Regional health authority boards shall ensure their chief executive officers have appointed a senior leader to the implementation team and the CEO has enabled their full participation.
We are committed to ensure other families will not face the same tragic and preventable loss that has been faced by Mr. Sinclair's family.
Sinclair died of a treatable bladder infection in September 2008 after sitting in his wheelchair for 34 hours in the Health Sciences Centre's waiting room.
- CBC Manitoba | Brian Sinclair's 34-hour ER wait
- Life and death in Winnipeg's emergency rooms
- Brian Sinclair inquest told aboriginals face racism in ERs
The inquest heard he was never asked if he was waiting for medical care and that nurses at the Health Sciences Centre did not help him even as he vomited on himself.
By the time he was discovered dead, rigor mortis had set in.
The Sinclair family’s lawyer, Vilko Zbogar, had asked Preston to rule Sinclair's death a homicide because of the inaction of hospital staff.
He and family members also called on the province to hold a public inquiry into how aboriginal people are treated in the health-care system.
'Institutional racism' killed Sinclair
On Friday, Zbogar said he was disappointed Preston ruled out homicide. To reject that human factors substantially contributed to Sinclair's death feels like an injustice, he said.
"The evidence presented at the inquest made it crystal clear that this case involved fatal neglect by medical professionals charged with a vulnerable person's care.

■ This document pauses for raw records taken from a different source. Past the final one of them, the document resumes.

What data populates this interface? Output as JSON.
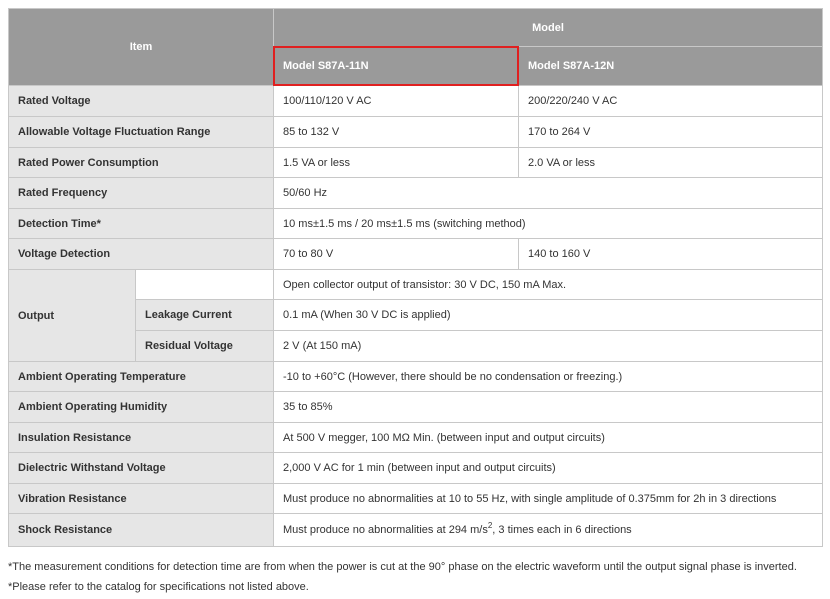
{
  "header": {
    "item": "Item",
    "model": "Model",
    "model_11n": "Model S87A-11N",
    "model_12n": "Model S87A-12N",
    "accent_color": "#e02020"
  },
  "rows": {
    "rated_voltage": {
      "label": "Rated Voltage",
      "v11": "100/110/120 V AC",
      "v12": "200/220/240 V AC"
    },
    "fluctuation": {
      "label": "Allowable Voltage Fluctuation Range",
      "v11": "85 to 132 V",
      "v12": "170 to 264 V"
    },
    "power": {
      "label": "Rated Power Consumption",
      "v11": "1.5 VA or less",
      "v12": "2.0 VA or less"
    },
    "frequency": {
      "label": "Rated Frequency",
      "value": "50/60 Hz"
    },
    "detection_time": {
      "label": "Detection Time*",
      "value": "10 ms±1.5 ms / 20 ms±1.5 ms (switching method)"
    },
    "voltage_detection": {
      "label": "Voltage Detection",
      "v11": "70 to 80 V",
      "v12": "140 to 160 V"
    },
    "output": {
      "label": "Output",
      "main": "Open collector output of transistor: 30 V DC, 150 mA Max.",
      "leakage_label": "Leakage Current",
      "leakage_value": "0.1 mA (When 30 V DC is applied)",
      "residual_label": "Residual Voltage",
      "residual_value": "2 V (At 150 mA)"
    },
    "temperature": {
      "label": "Ambient Operating Temperature",
      "value": "-10 to +60°C (However, there should be no condensation or freezing.)"
    },
    "humidity": {
      "label": "Ambient Operating Humidity",
      "value": "35 to 85%"
    },
    "insulation": {
      "label": "Insulation Resistance",
      "value": "At 500 V megger, 100 MΩ Min. (between input and output circuits)"
    },
    "dielectric": {
      "label": "Dielectric Withstand Voltage",
      "value": "2,000 V AC for 1 min (between input and output circuits)"
    },
    "vibration": {
      "label": "Vibration Resistance",
      "value": "Must produce no abnormalities at 10 to 55 Hz, with single amplitude of 0.375mm for 2h in 3 directions"
    },
    "shock": {
      "label": "Shock Resistance",
      "value_pre": "Must produce no abnormalities at 294 m/s",
      "value_sup": "2",
      "value_post": ", 3 times each in 6 directions"
    }
  },
  "notes": {
    "note1": "*The measurement conditions for detection time are from when the power is cut at the 90° phase on the electric waveform until the output signal phase is inverted.",
    "note2": "*Please refer to the catalog for specifications not listed above."
  }
}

In law, that is called homicide, even if the result is unintended," he said.
In a news release, Robert Sinclair called for "action to end the pattern of institutional racism and stereotyping that killed Brian Sinclair and that continues to threaten the health and well-being of aboriginal people accessing the health care system."
Hospital staff assumed Brian Sinclair was drunk or homeless rather than a person in need of medical care — assumptions based solely on visual observations of a poor aboriginal double-amputee in a wheelchair, he said.
"Those stereotypes have not gone away. Aboriginal people frequently experience the same kinds of stereotypes when we try to access the health care system today," Robert Sinclair said.
"Unfortunately, this inquest report does not probe into those issues, and that will not make things any better."
Wilgosh, asked at her news conference whether she believes there is systemic racism in the health system, said it would be naive to believe it doesn't.
"But our entire system has learned significantly from this," she said. "People are more aware now, more conscious."